THE SOL Plaatje City Council has established a multi-sectoral task team to reach out to the community and douse the smouldering embers following last week’s looting, destruction and chaos.

The manager in the Office of the Mayor, George Mosimane, said that the task team, which includes representatives from business, the religious fraternity and non-governmental organisations (NGOs), will assist the municipality in calming communities and rebuilding the city.

“This is not just a municipal challenge but a community challenge,” Mosimane pointed out. “The sectors included in the task team are working with the community and have a direct link to them. They are not only representing the community but are part of the community.

“The members of the task team will form part of a number of programmes and meetings which will look at what went wrong in the city over the past week.

“This team will assist the council to convey a message of healing and restoration to the communities.”

Mosimane said a decision was taken to establish the task team following meetings with the three different sectors this week.

“Different views and concerns were raised by the three sectors during these meetings but we all reached the consensus that stability for the city should be urgently addressed through engagement with the communities,” he said.

The members of the task team said they would convey three key messages to the community.

“The task team will extend an invitation to the other relevant stakeholders to assist in the process. We will also embark on a series of meetings with relevant and affected members. What must be conveyed clearly is that the municipality is very committed to restoring stability in the city.”

The eight-member task team was confident that by holding various engagements with the community, similar incidents to those that played out last week would be avoided in the future.

“We will address the looting that occurred during the (protest) march, which was supposed to have been peaceful. We will address what should be done to avoid these types of events from happening in the future. There are social issues, like poverty and unemployment, that are among the reasons some people resorted to looting. We will find a peaceful resolution with the help of the communities.”

The members said that their only focus was to find a resolution for all parties involved.

“We will not engage in political battles. We are only assisting in bringing stability back to the city and we will work and engage with the Province to find solutions to the problems the communities face.”

Mosimane could not give a clear indication on whether there are any precautions in place to prevent any future protest chaos.

“The march was supposed to be peaceful, which was the reason the municipality gave the organisers the green light to go ahead. This is a clarion call for all parties to come to an understanding. There have been a vast number of issues, which first started with the electricity tariff and later evolved to the resignation of the municipal mayor and chief financial officer (CFO). The issues were continuously changing.
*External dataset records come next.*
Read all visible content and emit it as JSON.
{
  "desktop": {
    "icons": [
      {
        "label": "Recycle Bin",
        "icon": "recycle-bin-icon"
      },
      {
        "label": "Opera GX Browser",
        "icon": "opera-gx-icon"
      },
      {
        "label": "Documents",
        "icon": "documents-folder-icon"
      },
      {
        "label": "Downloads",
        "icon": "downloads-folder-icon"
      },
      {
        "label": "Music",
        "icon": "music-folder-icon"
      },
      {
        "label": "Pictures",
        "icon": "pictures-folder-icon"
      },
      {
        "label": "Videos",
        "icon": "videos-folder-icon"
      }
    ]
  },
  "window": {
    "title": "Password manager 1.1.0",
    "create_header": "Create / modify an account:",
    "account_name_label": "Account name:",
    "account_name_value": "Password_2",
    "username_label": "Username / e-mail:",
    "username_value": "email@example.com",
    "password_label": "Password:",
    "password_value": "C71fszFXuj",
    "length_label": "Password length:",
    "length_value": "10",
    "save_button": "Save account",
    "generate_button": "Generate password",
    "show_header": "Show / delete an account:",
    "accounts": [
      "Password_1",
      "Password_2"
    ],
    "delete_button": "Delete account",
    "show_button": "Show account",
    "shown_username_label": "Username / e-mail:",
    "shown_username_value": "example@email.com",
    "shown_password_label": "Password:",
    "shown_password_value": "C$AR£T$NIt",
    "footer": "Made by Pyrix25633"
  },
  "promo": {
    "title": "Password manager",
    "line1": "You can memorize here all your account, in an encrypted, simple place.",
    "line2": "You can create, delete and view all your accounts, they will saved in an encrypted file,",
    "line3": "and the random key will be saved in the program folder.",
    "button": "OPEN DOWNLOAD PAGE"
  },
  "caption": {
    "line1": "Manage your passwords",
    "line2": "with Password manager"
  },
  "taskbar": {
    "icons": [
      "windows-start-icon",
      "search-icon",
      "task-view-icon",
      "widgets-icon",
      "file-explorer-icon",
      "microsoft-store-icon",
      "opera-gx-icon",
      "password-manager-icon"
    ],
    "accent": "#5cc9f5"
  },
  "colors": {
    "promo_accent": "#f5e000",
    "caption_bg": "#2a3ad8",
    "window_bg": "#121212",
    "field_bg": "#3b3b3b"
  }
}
We do, however, need to establish what it is exactly that the communities want,” he said.

Besides the 65 councillors, each ward in Kimberley has a 10-man ward committee, who receive a stipend of R1 000 each a month and whose function it is to act as a liaison between the council and the community.

“Ward committees are meant to encourage participation by the community – their job is to make municipal council aware of the needs and concerns of residents and to keep people informed of the activities of municipal council,” one city resident pointed out.

“Where are the ward committee members and why do we need another committee to do what is essentially their work? The impression I am getting here is that councillors, who are the very people who should be discussing the concerns of communities with the communities, are too scared to meet their constituents. So now they are trying to abdicate their responsibilities.

“Even if you try, you cannot get to see the mayor or a mayoral committee member – they are too busy sitting in their offices at the municipality to go out to the people and hear their concerns.

“What is this task team actually going to do? What can they say that the mayor and his councillors can’t say to the people themselves?”